Por la noche, su hermano organizó una partida de cartas. Cuando Mijail Ivánovich se hubo retirado a la habitación que le habían preparado y se quitaba la dentadura postiza, alguien dio dos golpecitos en la puerta.
—¿Quién es?
—C'est moi, Michel.
El príncipe reconoció la voz de su cuñada. Hizo una mueca, volvió a ponerse la dentadura; y, mientras se preguntaba qué diablos podía necesitar, exclamó:
—Entrez.
Su cuñada era una mujer dulce y tranquila, que obedecía en todo a su marido. No obstante, algunos la consideraban estrambótica, y otros, incluso tonta. Aunque se trataba de una mujer bastante bien parecida, siempre iba despeinada y mal vestida; y, a veces, con gran asombro de Piotr Ivánovich y de los conocidos, exponía unas ideas muy extrañas, nada aristocráticas, que no cuadraban en absoluto a la esposa de un mariscal de la nobleza.
—Vous pouvez me renvoyer, mais je ne m'en irai pas, je vous le dis d'avancé [21]—empezó diciendo, con la falta de lógica que le era propia.
—Dieu préserve‑replicó Mijail Ivánovich; y le acercó un sillón, con su habitual cortesía, un tanto exagerada—. Ça ne vous dérange pas? [22]—añadió, sacando un cigarrillo.
—Escuche, Michel; no he de decirle nada desagradable. Sólo quería hablarle respecto de Liza.

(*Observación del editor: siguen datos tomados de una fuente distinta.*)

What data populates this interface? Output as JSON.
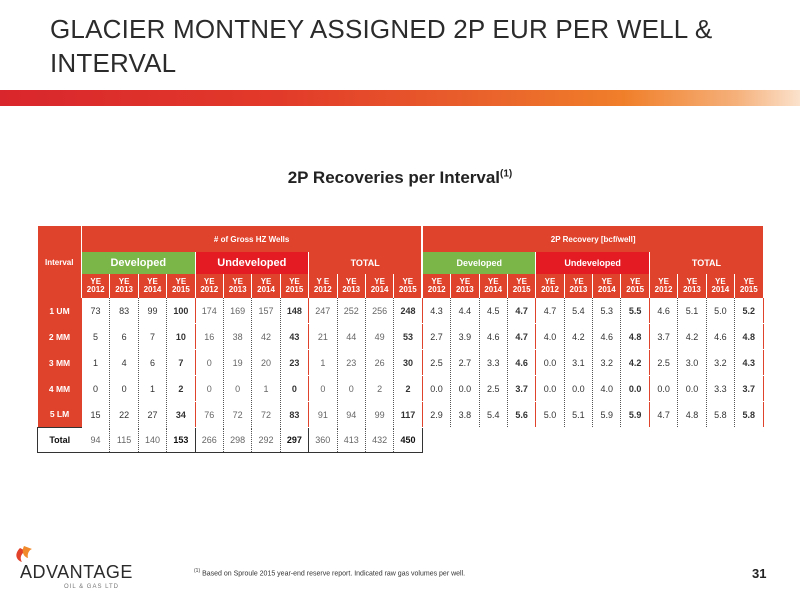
{
  "slide": {
    "title_line1": "GLACIER MONTNEY ASSIGNED 2P EUR PER WELL &",
    "title_line2": "INTERVAL",
    "section_title": "2P Recoveries per Interval",
    "section_superscript": "(1)",
    "page_number": "31"
  },
  "colors": {
    "accent": "#e0432c",
    "developed": "#7ab648",
    "undeveloped": "#e51b24"
  },
  "table": {
    "interval_header": "Interval",
    "group_wells": "# of Gross HZ Wells",
    "group_recovery": "2P Recovery [bcf/well]",
    "sub_headers": [
      "Developed",
      "Undeveloped",
      "TOTAL",
      "Developed",
      "Undeveloped",
      "TOTAL"
    ],
    "years": [
      [
        "YE",
        "2012"
      ],
      [
        "YE",
        "2013"
      ],
      [
        "YE",
        "2014"
      ],
      [
        "YE",
        "2015"
      ],
      [
        "YE",
        "2012"
      ],
      [
        "YE",
        "2013"
      ],
      [
        "YE",
        "2014"
      ],
      [
        "YE",
        "2015"
      ],
      [
        "Y E",
        "2012"
      ],
      [
        "YE",
        "2013"
      ],
      [
        "YE",
        "2014"
      ],
      [
        "YE",
        "2015"
      ],
      [
        "YE",
        "2012"
      ],
      [
        "YE",
        "2013"
      ],
      [
        "YE",
        "2014"
      ],
      [
        "YE",
        "2015"
      ],
      [
        "YE",
        "2012"
      ],
      [
        "YE",
        "2013"
      ],
      [
        "YE",
        "2014"
      ],
      [
        "YE",
        "2015"
      ],
      [
        "YE",
        "2012"
      ],
      [
        "YE",
        "2013"
      ],
      [
        "YE",
        "2014"
      ],
      [
        "YE",
        "2015"
      ]
    ],
    "rows": [
      {
        "label": "1 UM",
        "values": [
          "73",
          "83",
          "99",
          "100",
          "174",
          "169",
          "157",
          "148",
          "247",
          "252",
          "256",
          "248",
          "4.3",
          "4.4",
          "4.5",
          "4.7",
          "4.7",
          "5.4",
          "5.3",
          "5.5",
          "4.6",
          "5.1",
          "5.0",
          "5.2"
        ]
      },
      {
        "label": "2 MM",
        "values": [
          "5",
          "6",
          "7",
          "10",
          "16",
          "38",
          "42",
          "43",
          "21",
          "44",
          "49",
          "53",
          "2.7",
          "3.9",
          "4.6",
          "4.7",
          "4.0",
          "4.2",
          "4.6",
          "4.8",
          "3.7",
          "4.2",
          "4.6",
          "4.8"
        ]
      },
      {
        "label": "3 MM",
        "values": [
          "1",
          "4",
          "6",
          "7",
          "0",
          "19",
          "20",
          "23",
          "1",
          "23",
          "26",
          "30",
          "2.5",
          "2.7",
          "3.3",
          "4.6",
          "0.0",
          "3.1",
          "3.2",
          "4.2",
          "2.5",
          "3.0",
          "3.2",
          "4.3"
        ]
      },
      {
        "label": "4 MM",
        "values": [
          "0",
          "0",
          "1",
          "2",
          "0",
          "0",
          "1",
          "0",
          "0",
          "0",
          "2",
          "2",
          "0.0",
          "0.0",
          "2.5",
          "3.7",
          "0.0",
          "0.0",
          "4.0",
          "0.0",
          "0.0",
          "0.0",
          "3.3",
          "3.7"
        ]
      },
      {
        "label": "5 LM",
        "values": [
          "15",
          "22",
          "27",
          "34",
          "76",
          "72",
          "72",
          "83",
          "91",
          "94",
          "99",
          "117",
          "2.9",
          "3.8",
          "5.4",
          "5.6",
          "5.0",
          "5.1",
          "5.9",
          "5.9",
          "4.7",
          "4.8",
          "5.8",
          "5.8"
        ]
      }
    ],
    "total": {
      "label": "Total",
      "values": [
        "94",
        "115",
        "140",
        "153",
        "266",
        "298",
        "292",
        "297",
        "360",
        "413",
        "432",
        "450"
      ]
    }
  },
  "footer": {
    "logo_text": "ADVANTAGE",
    "logo_sub": "OIL & GAS LTD",
    "footnote_mark": "(1)",
    "footnote_text": " Based on Sproule 2015 year-end reserve report. Indicated raw gas volumes per well."
  }
}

Mijail Ivánovich suspiró; probablemente eso le resultaba doloroso; pero no tardó en recobrarse y, sonriendo con expresión cansada, dijo:
—Mi conversación con usted sólo puede ser sobre un tema, precisamente sobre el que quiere hablarme.
Al pronunciar estas palabras, el príncipe evitó mirar a su cuñada, así como nombrar el tema de la conversación. Pero ella, la mujer regordeta y bien parecida, no se turbó; y continuó mirando a Mijail Ivánovich, con sus ojos azules, bondadosos y suplicantes.
—Michel, bon ami, apiádese de ella. Liza también es una persona —añadió, con un profundo suspiro, lo mismo que el de Mijail Ivánovich.